I recently bought a fixer-upper Fluke 9100 from Andy.
Andy said the PSU was shot, a blown capacitor and there was an issue with the screen.
First stop was the PSU. After replacing the poly box caps on the input line I was still no better off, the PSU trips the power out. After a fair amount of testing and head scratching I found the 12v PCB transformer to be blown and was shorted. Its game over for this PSU for now and ill try an alternative source.
So I dug out a micro ATX power supply which had the right voltages and wired it in.
On to the blown capacitor. It was pretty obvious to see and the schematics also showed that this too was on the 12v line.
Replaced that and did a few basic checks before powering up.
The fan started spinning but there was nothing on the screen and the keyboard was unresponsive. Since I wasn’t sure if the keyboard did anything at startup so couldn’t rely on it as a test.
There were however a couple of LEDs on permanently. These were RUN UUT and DISK ACCESS.
Looking at the schematics these were not controlled like the others were. A quick check with the logic probe and pulser revealed a dead 74LS06.
I replaced this and the lights went off but now I had nothing at all.
I started doing some voltage checks on the keyboard/display PCB and found that all voltages were present except for……… 12v!
Working backwards from the connector I found that although I was feeding 12v into the unit it never got to its destination for the display PCB.
Due to the crosshatch mask on the PCB it is impossible to see any traces on the PCBs so I ran a decent patch wire to the 12v pins and tested again.
At least I know the screen works, I was beginning to worry.
Clearly there are a couple of issues with the display.

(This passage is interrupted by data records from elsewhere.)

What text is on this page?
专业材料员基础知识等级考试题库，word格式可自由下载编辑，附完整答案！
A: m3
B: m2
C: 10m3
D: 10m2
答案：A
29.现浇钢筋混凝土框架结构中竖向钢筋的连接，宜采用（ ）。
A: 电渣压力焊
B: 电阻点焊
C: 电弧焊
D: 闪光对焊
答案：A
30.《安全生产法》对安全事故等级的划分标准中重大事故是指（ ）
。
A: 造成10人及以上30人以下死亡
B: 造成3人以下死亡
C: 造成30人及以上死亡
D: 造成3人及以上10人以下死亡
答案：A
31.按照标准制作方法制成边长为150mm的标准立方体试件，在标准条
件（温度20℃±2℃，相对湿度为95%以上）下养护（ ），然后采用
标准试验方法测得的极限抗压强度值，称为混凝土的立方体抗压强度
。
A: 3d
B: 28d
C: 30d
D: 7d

I started probing around the driver chips at the back on the PCB until I put my probe on one of the output pins and I blew the 125mA fuse that supplies the 70v.
This little mishap led me to find that two of these 5818 driver chips were shorted internally and were outputting 70v on one of their pins. I removed the two offenders and ordered a couple of replacements from eBay.

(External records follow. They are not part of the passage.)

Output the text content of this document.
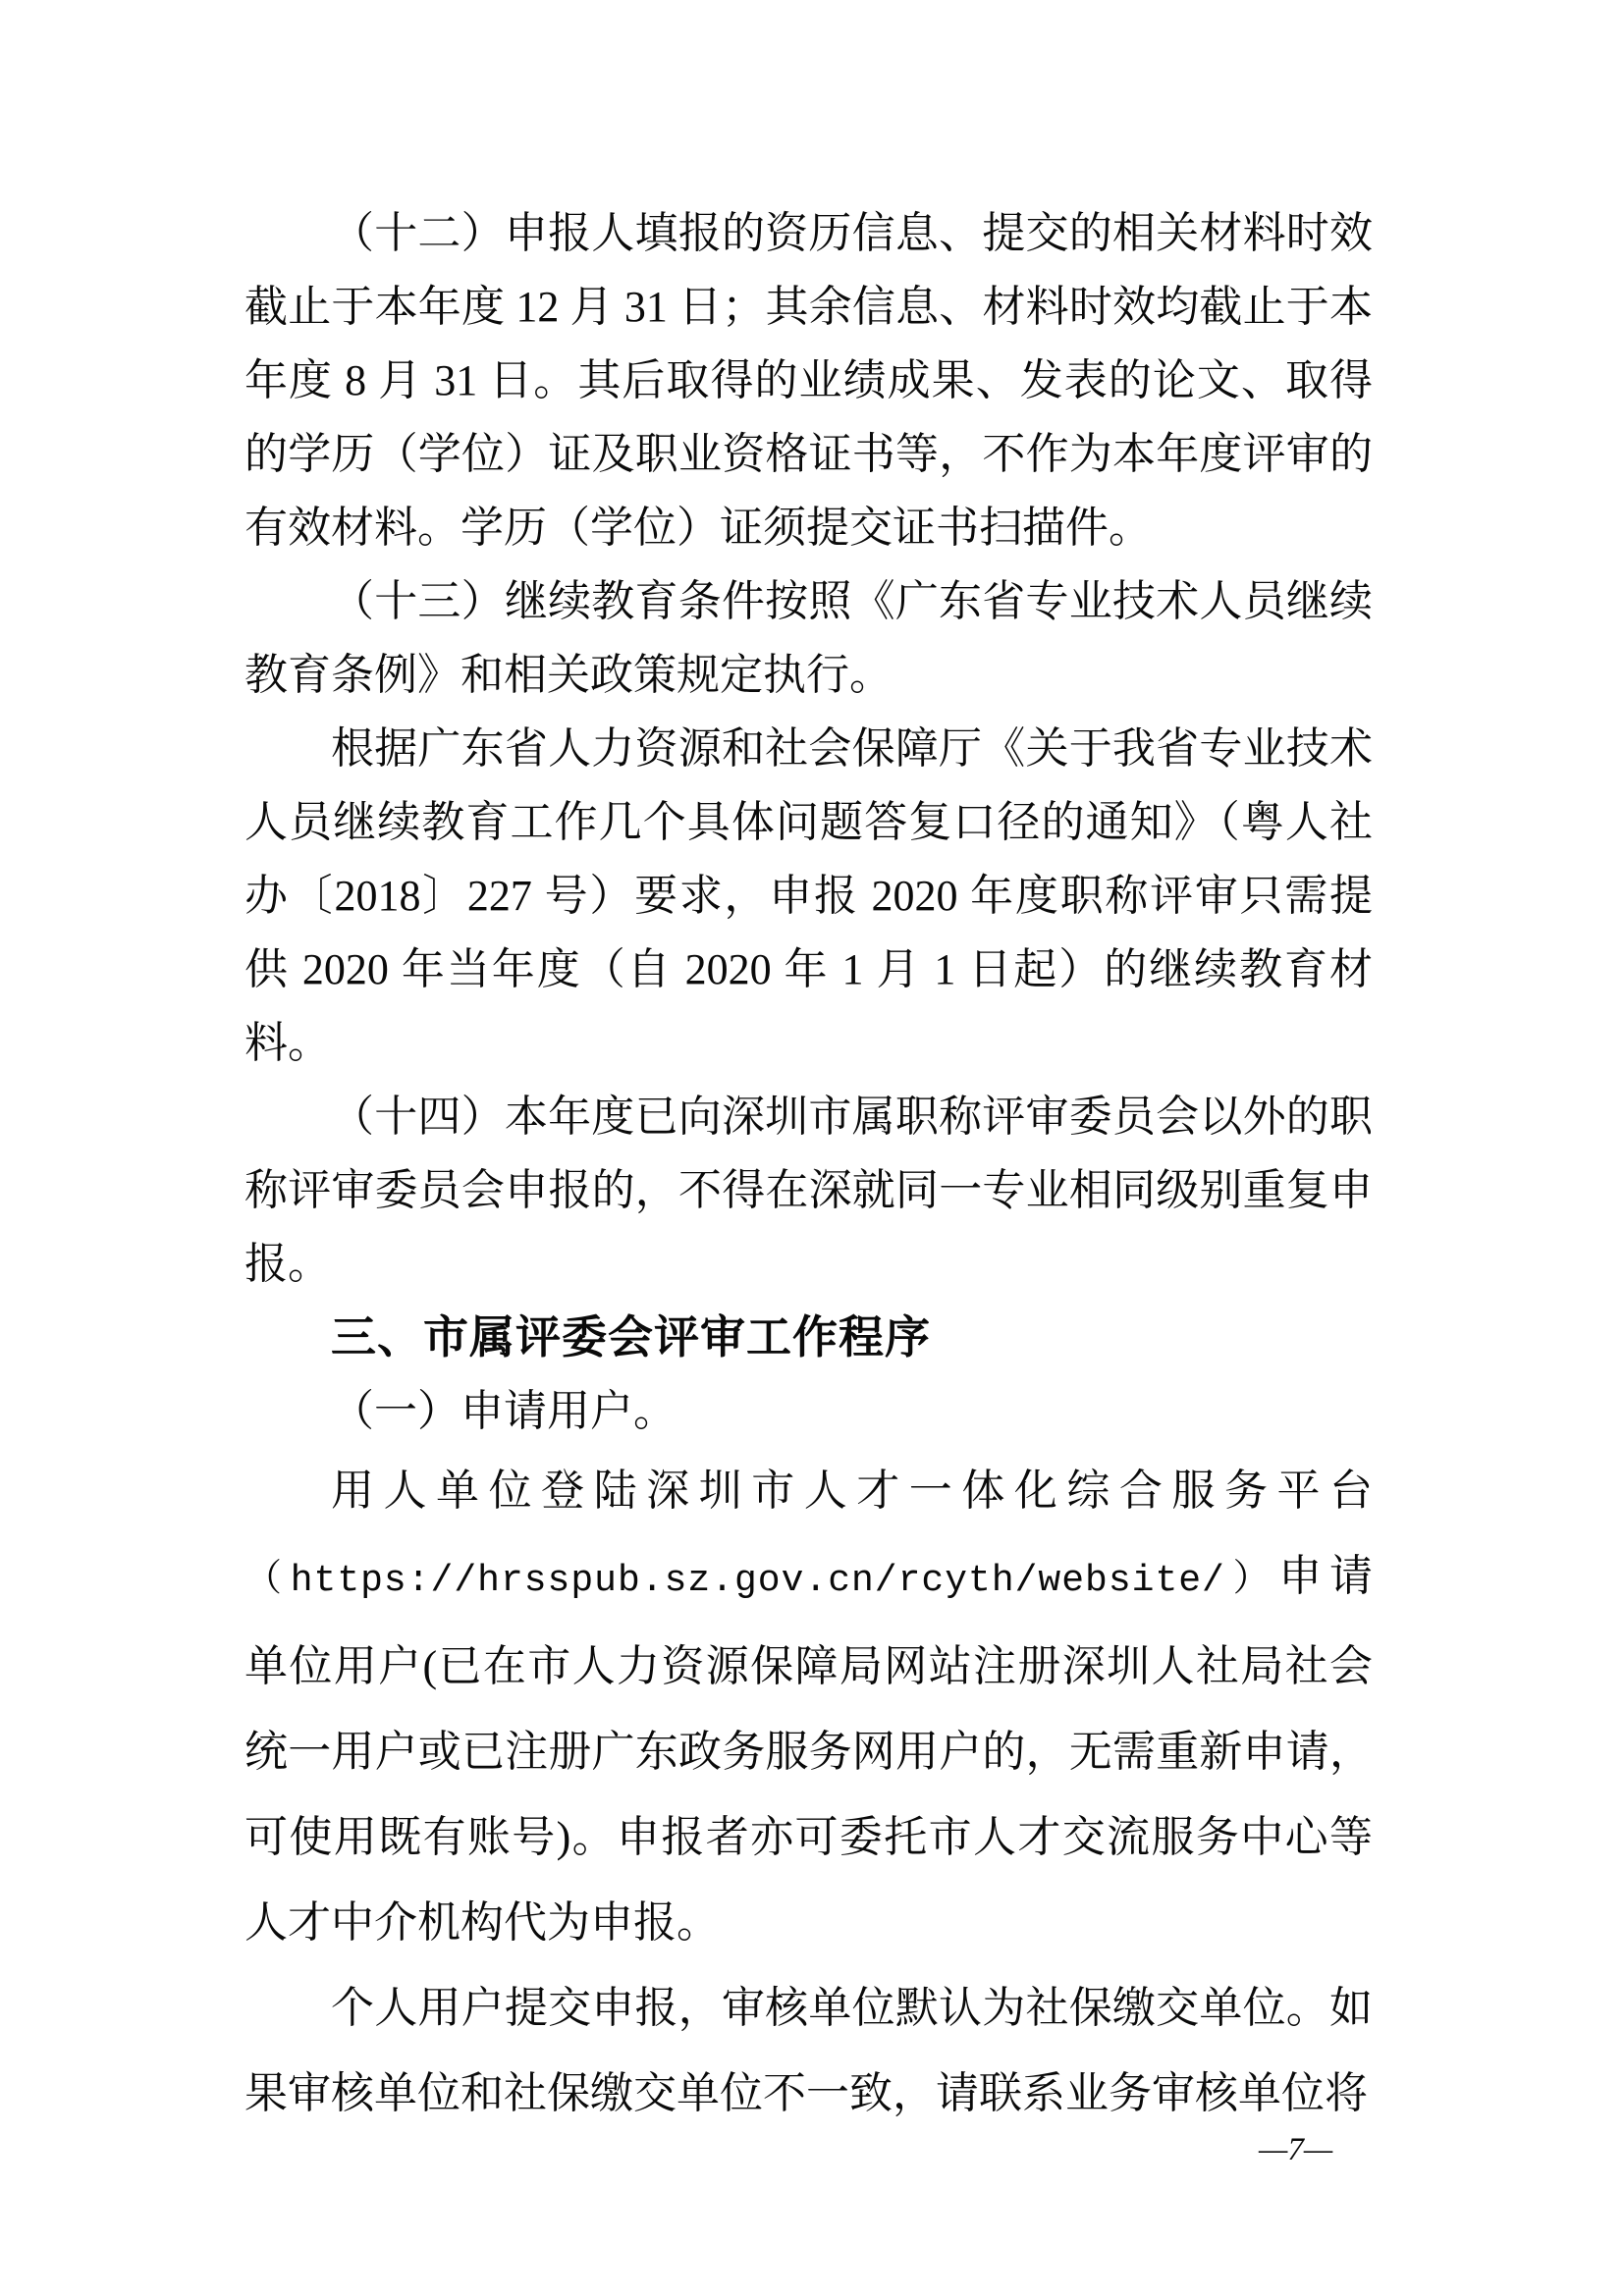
（十二）申报人填报的资历信息、提交的相关材料时效截止于本年度 12 月 31 日；其余信息、材料时效均截止于本年度 8 月 31 日。其后取得的业绩成果、发表的论文、取得的学历（学位）证及职业资格证书等，不作为本年度评审的有效材料。学历（学位）证须提交证书扫描件。

（十三）继续教育条件按照《广东省专业技术人员继续教育条例》和相关政策规定执行。

根据广东省人力资源和社会保障厅《关于我省专业技术人员继续教育工作几个具体问题答复口径的通知》（粤人社办〔2018〕227 号）要求，申报 2020 年度职称评审只需提供 2020 年当年度（自 2020 年 1 月 1 日起）的继续教育材料。

（十四）本年度已向深圳市属职称评审委员会以外的职称评审委员会申报的，不得在深就同一专业相同级别重复申报。

三、市属评委会评审工作程序

（一）申请用户。

用人单位登陆深圳市人才一体化综合服务平台（https://hrsspub.sz.gov.cn/rcyth/website/）申请单位用户(已在市人力资源保障局网站注册深圳人社局社会统一用户或已注册广东政务服务网用户的，无需重新申请，可使用既有账号)。申报者亦可委托市人才交流服务中心等人才中介机构代为申报。

个人用户提交申报，审核单位默认为社保缴交单位。如果审核单位和社保缴交单位不一致，请联系业务审核单位将

—7—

While I was waiting for the chips to arrive I burned a new 2764 EPROM for the Z8 processor on Andys recommendation.
Today the new driver chips arrived and I soldered them on ready for the big test.
SUCCESS!
Now lets see if we can get this thing to boot.

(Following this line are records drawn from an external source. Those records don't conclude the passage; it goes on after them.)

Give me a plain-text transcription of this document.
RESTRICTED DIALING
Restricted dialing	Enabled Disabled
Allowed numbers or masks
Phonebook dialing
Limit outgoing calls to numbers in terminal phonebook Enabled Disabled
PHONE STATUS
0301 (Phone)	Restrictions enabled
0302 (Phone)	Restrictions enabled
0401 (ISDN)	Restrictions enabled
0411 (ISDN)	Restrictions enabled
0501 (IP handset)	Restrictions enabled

I used the ancient Teledisk program to copy a new set of discs. As this is a DOS based program I created a bootable USB disc that ran FreeDOS. This all worked perfectly on my modern machine.
Time to do some more testing.
All the menus were working but still need to sort out the ROM upgrades and hopefully find the expansion cards so I can add a hard drive and also use a monitor.
Happy with this so far.
Thanks to Andy for his advice and the actual sale too.